Professor Jack Scarisbrick
National Chairman, Life
Director, Comment on Reproductive Ethics
Dr Peter Saunders
Chief Executive, Christian Medical Fellowship
Chief Executive and Head of Public Affairs, CARE
Parliamentary Officer, Catholic Bishops’ Conference of Scotland
Dr Agneta Sutton
Fellow, Center for Bioethics and Human Dignity
Andrea Minichiello Williams
Chief Executive, Christian Concern
Chairman, Down Syndrome Research Foundation UK
Chairman, ProLife Alliance
The signatories are organisational leaders and include Peter Elliott, a businessman who founded the Down Syndrome Research Foundation UK, after the birth of his son, David, in 1985.
I have recently drawn attention on this blog to the frightening attitudes to disability revealed in responses to a Daily Mail article on abortion of IVF babies for Down’s syndrome.
Between 2002 and 2010 there were 17,983 terminations on the grounds that there was a ‘substantial risk’ that the babies would be ‘seriously handicapped’ — known as Ground E abortions. The overwhelming majority of these were compatible with life outside the womb.
Of the 17,983, a total of 1,189 babies were aborted after 24 weeks, the accepted age of viability, after which there must be such a serious risk for an abortion to be legal if the mother is not in danger.
Figures also showed a total of 66 terminations after 24 weeks were because of problems with the nervous system of the foetus, such as spina bifida.
The abortions included 26 for babies with cleft lips or palates and another 27 with ‘congenital malformations of the ear, eye, face or neck’, which can include problems such as having glaucoma or being born with an ear missing.
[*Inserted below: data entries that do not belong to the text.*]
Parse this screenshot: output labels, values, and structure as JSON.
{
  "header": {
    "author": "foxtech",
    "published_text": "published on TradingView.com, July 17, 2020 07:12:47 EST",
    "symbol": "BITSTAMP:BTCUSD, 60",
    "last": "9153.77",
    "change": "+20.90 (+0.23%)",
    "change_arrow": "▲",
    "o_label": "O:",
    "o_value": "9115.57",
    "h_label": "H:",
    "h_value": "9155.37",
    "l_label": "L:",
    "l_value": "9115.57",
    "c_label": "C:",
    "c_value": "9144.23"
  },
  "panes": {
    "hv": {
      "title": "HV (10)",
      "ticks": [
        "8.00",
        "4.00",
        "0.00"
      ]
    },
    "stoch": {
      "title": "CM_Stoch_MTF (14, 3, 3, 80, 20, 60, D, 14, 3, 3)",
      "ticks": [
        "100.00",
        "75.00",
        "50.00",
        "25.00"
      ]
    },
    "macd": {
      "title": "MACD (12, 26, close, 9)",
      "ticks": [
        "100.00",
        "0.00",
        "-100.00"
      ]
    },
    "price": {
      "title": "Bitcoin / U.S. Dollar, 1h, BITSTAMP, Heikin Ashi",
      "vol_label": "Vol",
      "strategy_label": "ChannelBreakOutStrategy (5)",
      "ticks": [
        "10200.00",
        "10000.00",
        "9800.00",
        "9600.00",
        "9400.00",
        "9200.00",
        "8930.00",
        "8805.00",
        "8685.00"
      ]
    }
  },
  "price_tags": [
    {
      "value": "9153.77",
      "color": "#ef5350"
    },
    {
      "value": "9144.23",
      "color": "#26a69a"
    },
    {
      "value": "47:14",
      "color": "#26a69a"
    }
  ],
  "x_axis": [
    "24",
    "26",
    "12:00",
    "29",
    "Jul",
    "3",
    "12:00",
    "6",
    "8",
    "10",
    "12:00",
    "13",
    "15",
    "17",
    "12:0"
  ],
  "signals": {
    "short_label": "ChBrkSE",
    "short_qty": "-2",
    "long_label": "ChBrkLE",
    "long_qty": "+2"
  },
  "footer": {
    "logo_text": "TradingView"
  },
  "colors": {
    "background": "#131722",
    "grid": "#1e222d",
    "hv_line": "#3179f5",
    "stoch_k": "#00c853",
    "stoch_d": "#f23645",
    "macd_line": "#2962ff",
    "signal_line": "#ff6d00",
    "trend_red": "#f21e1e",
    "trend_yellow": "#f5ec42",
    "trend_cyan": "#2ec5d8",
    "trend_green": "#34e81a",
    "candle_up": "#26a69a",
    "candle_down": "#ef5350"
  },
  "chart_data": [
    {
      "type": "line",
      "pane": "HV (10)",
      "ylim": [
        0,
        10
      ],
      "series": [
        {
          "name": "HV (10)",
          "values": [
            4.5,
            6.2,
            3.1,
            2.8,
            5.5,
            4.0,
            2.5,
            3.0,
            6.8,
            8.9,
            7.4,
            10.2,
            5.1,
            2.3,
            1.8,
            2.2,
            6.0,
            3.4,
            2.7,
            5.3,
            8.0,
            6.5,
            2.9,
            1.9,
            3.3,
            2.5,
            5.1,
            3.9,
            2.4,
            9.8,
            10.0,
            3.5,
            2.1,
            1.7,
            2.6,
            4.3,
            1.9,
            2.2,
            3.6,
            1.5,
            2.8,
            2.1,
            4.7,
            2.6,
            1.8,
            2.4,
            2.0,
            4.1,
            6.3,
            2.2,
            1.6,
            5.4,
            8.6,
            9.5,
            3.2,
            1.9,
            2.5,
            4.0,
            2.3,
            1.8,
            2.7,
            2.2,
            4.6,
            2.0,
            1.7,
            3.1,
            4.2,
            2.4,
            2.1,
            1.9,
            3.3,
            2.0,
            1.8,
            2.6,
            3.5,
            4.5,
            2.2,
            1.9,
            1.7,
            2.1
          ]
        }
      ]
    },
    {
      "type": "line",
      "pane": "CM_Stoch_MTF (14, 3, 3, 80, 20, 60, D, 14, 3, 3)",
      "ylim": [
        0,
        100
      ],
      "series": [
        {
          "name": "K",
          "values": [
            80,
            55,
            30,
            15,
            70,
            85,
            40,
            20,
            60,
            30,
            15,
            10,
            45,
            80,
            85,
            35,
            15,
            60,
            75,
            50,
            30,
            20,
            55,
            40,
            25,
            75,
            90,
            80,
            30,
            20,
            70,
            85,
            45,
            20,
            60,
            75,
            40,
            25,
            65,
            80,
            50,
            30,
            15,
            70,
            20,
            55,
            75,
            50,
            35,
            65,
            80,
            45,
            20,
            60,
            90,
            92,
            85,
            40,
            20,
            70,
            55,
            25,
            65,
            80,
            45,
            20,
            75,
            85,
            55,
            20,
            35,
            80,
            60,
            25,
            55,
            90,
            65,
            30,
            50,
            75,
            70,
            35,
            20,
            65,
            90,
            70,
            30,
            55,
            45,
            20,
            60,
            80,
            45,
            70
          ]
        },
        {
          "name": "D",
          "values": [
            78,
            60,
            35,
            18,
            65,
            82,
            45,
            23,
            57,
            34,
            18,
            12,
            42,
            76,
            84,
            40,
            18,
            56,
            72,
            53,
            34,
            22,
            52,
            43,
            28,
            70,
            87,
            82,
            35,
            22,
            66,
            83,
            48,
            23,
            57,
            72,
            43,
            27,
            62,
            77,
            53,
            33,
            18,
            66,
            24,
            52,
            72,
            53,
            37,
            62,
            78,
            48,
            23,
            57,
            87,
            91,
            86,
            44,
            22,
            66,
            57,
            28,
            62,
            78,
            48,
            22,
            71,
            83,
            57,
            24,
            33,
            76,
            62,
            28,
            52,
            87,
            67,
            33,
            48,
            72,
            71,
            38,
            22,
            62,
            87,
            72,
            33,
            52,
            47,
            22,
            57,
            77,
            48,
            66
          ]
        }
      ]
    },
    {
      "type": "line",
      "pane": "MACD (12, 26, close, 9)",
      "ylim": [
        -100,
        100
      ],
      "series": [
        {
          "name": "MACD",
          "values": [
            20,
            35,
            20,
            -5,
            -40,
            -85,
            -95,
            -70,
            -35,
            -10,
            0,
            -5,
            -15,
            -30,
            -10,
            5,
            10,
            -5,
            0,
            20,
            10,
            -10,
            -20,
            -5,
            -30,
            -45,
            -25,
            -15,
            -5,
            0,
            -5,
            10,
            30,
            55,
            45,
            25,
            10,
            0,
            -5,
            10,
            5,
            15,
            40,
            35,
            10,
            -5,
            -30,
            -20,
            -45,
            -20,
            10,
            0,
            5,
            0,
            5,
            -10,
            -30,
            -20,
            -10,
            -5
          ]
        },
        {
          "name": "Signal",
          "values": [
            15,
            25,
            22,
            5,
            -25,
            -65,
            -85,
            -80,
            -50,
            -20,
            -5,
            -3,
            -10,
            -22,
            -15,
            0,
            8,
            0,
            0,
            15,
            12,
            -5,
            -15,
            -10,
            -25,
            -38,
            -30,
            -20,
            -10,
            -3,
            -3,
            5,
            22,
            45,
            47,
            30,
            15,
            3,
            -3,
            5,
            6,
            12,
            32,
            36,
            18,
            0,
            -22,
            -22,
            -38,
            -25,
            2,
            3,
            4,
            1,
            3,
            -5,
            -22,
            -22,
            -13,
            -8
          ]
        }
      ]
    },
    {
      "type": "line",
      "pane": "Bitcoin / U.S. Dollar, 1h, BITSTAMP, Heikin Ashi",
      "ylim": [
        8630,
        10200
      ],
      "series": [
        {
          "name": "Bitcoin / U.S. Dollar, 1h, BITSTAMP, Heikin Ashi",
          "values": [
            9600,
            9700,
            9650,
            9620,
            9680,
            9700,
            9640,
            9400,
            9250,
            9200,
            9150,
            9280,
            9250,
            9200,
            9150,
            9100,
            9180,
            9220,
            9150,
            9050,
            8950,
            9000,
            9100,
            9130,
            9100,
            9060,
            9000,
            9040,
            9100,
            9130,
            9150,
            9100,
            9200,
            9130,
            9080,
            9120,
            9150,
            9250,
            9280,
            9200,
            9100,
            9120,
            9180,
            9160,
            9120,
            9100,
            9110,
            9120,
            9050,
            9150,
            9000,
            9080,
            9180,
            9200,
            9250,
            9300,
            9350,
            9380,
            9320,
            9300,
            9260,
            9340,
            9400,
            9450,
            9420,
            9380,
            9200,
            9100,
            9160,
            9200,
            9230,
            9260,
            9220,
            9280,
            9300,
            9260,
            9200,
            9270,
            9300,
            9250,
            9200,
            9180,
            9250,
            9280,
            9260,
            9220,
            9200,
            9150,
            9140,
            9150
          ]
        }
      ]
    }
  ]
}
Of those, one was aborted after 24 weeks, in 2003.
Last year 147 babies were aborted after 24 weeks, a rise of 29 per cent since 2002. Altogether in 2010, 482 babies were aborted for Down’s syndrome, including 10 who were over 24 weeks. Over the period 2002-2010 there were altogether 3,968 Down’s syndrome babies aborted.
There were also 128 terminations in 2010 for the nervous disorder spina bifida, including 12 after 24 weeks.
There is no doubt that bringing up a child with special needs involves substantial emotional and financial cost, and yet at the very heart of the Christian gospel is the Lord Jesus Christ who chose to lay down his life to meet our own ‘special needs’. The Apostle Paul tells us that Christ died for us ‘when we were powerless’ (Romans 5:6) and that ‘bearing one another’s burdens’ is at the very heart of Christian morality (Galatians 6:1).
The way we treat the most vulnerable in our society speaks volumes about the kind of society that we are and the current abortion law clearly discriminates against disabled people. It should be revised.